The woman at the checkout freaked out. “Oh no,” she said to the guy, who seemed to be a friend or neighbour. “You’re not going to do this to me. I am done my shift.” But he was not backing down and so the counting began. To complicate matters, Bob turned out to be an incessant chatter and the poor woman had to start over several times as she lost track of where she was.

Other shoppers pulled in behind me, sized up the situation and left for the longer line which was flowing along like lava down a mountainside. But I was committed and I have found from past experience that if I leave the line I am in, something terrible will happen in the other line to make it even worse.

A woman pulled her cart in behind me and we joked a bit before she left for the long line. In a few minutes she gave me a royal wave and smile as she exited the building, her business complete. All the shoppers who had been in front of her, were likewise gone.
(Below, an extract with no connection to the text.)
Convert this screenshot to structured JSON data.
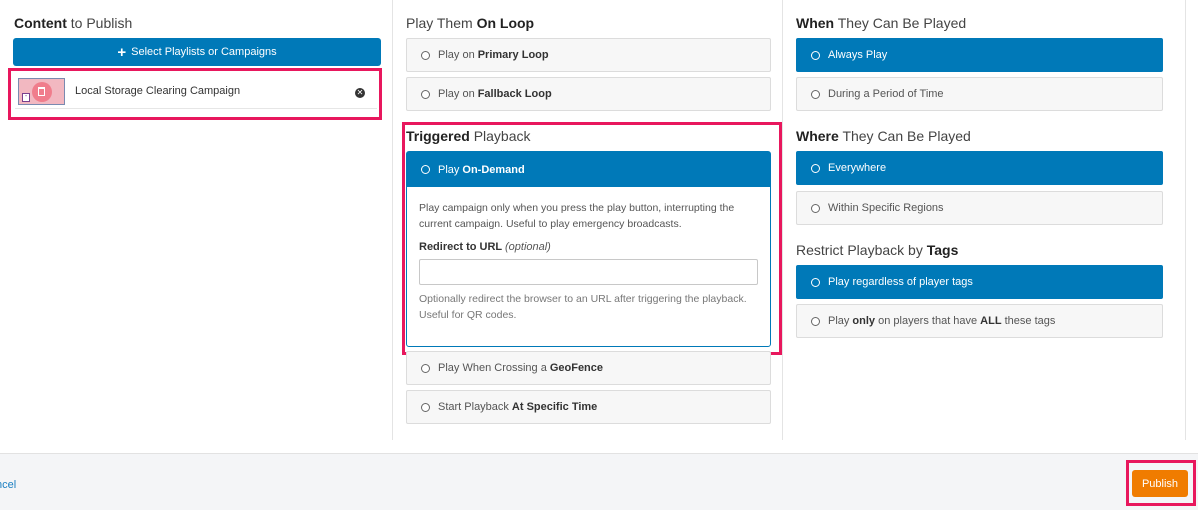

In total, the bike rack guy had produced $108 in play money, most of it in denominations of five and ten cents. All that money counted he still owed the clerk $5.11. Had he pulled out a little purse and ventured to settle his account with nickels and dimes, I’m afraid I would have been forced to assault him. As it was, he used a debit card and in a few more minutes was gone. His only salvation was that he was abjectly apologetic.

I hope Bob enjoys his bike rack for many years to come, years I would have also liked to have had but which are now mostly likely gone as a result of the stress placed upon my nerves from having to stand in line behind him today. And all for the sake of a box of cat litter and some toilet paper. Ironically a double case of bummer.